A woman in headscarf and conservative dress, Ms Tamam Abayat (41), pushed herself between the press and Jihan.
"All my uncles are going to Italy," she said. "Of the 13, 10 are from one family. It's better for them to die in the church than to accept this agreement." She said there are two Ibrahim Abayats on the list. The younger is a senior member of the secular al-Aqsa Brigades, the armed wing of the mainstream Fatah movement of President Yasser Arafat. The elder is a Hamas activist.
Throughout the morning I was in constant telephone contact with Ms Isolde Moylan, the Irish representative to the Palestine Authority, who, along with the consular section of the embassy in Tel Aviv, was on call to look after the interests of Ms Mary Kelly, the Cork nurse who entered the church on May 3rd. Ms Moylan was liaising with representatives of Britain, Netherlands, Denmark, Canada and the US, the home countries of the other peace activists acting as "human shields" for the Palestinians in the church.
In a brief conversation, she told me: "We don't know what's going on. Nothing is moving here."
But at 12.30 p.m. Ms Georgina Reeves of the International Solidarity Movement, which sent its volunteers into the church, told me: "It's going down imminently."
I hurried to the barricade and climbed an abandoned ladder. The Israeli army announced that the evacuation of the church would begin at 2 p.m. But an hour and a half later, there was no sign of movement. I descended the ladder and went in search of a more comfortable perch with a view of the church and the square. I found a lovely roof, occupied in the main by the BBC, al-Jazira and ABC television.
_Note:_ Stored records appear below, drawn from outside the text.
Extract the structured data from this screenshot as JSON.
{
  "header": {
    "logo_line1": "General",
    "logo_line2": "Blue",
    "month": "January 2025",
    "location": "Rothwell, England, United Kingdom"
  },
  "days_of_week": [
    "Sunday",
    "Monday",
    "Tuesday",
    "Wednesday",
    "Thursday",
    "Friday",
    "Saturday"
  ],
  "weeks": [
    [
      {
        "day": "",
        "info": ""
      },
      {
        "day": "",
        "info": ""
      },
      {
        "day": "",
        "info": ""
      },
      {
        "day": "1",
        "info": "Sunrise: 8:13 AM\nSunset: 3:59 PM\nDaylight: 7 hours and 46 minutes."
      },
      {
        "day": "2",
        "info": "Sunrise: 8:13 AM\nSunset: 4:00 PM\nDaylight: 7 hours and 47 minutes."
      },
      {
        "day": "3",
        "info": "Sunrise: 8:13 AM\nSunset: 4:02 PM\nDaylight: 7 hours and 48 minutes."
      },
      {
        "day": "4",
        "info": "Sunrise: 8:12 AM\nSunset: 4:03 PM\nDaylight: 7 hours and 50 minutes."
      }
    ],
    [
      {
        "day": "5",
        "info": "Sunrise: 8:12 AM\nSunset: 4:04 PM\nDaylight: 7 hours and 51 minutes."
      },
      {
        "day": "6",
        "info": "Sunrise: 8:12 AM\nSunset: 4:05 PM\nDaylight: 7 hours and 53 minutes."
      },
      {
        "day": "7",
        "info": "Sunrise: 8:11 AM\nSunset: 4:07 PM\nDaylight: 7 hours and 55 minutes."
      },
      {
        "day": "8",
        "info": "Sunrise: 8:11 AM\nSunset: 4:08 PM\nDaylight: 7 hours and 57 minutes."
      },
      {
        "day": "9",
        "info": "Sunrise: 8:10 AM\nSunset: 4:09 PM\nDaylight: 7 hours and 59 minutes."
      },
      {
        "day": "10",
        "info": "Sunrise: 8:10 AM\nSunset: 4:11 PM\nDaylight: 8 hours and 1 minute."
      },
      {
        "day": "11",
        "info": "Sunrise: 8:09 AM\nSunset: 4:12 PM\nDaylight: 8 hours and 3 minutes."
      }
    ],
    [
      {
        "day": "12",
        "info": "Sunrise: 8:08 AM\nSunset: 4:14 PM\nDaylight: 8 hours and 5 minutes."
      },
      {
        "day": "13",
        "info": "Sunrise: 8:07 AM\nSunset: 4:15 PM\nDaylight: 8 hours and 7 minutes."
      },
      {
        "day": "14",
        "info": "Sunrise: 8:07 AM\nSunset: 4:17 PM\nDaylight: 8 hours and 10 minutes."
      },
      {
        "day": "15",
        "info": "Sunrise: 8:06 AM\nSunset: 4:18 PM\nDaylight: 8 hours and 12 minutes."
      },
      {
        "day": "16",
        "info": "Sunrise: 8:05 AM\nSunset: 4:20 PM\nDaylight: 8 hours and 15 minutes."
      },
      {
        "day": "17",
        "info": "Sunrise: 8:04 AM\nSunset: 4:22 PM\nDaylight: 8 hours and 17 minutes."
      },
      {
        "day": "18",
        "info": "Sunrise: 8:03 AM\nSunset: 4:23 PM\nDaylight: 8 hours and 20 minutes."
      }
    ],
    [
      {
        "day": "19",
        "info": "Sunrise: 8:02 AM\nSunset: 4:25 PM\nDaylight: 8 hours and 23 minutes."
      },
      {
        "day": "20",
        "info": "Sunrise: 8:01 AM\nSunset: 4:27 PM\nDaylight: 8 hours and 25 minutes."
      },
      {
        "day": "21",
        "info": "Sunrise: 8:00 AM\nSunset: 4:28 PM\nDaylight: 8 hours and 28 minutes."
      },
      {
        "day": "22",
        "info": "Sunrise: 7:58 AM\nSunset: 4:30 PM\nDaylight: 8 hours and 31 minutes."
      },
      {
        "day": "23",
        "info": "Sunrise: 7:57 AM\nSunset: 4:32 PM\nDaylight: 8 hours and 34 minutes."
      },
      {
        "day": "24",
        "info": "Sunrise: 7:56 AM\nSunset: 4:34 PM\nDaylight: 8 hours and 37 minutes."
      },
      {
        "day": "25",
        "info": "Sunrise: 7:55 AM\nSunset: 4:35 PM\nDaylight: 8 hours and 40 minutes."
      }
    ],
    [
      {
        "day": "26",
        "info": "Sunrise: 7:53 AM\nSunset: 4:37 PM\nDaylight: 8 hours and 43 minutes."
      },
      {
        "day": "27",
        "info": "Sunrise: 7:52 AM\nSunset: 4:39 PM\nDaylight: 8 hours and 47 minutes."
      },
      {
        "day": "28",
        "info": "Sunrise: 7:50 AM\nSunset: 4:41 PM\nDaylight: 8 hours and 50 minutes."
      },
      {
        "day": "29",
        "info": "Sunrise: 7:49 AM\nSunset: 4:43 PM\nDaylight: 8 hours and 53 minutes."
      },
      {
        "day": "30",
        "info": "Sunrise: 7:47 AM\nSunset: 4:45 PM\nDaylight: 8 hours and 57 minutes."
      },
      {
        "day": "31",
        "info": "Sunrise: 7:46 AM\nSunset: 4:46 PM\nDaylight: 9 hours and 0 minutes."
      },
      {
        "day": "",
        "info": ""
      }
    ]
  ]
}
It was a perfect vantage point until the television teams, which had rented the roof, expelled all interlopers.
Israeli soldiers came and checked the adjacent roof. "This will be the press centre when the time comes," announced spokesman, Lieut-Col Oliver Rafowicz.
Rumours were rife: "The internationals refuse to leave before the rest and they want guarantees that they will not be mistreated," one source said. "Palestinian policemen are prepared to surrender their weapons but the Palestinian Authority insists that they must be returned by the Israelis," another informant advised.
When Lieut-Col Rafowicz revealed that the real problem was the lack of a host country for the 13, I decided to call it a day.
Bethlehem's mayor, Mr Hanna Nasser, said: "They're negotiating very seriously and very hard."
I looked at the rubbish floating in the stagnant green water in the Peace Fountain and begged a lift back to Jerusalem with weary colleagues. At the checkpoint on the Kiryat Arba Road an Israeli officer examined our press cards and passports carefully and peered into the boot before waving us on.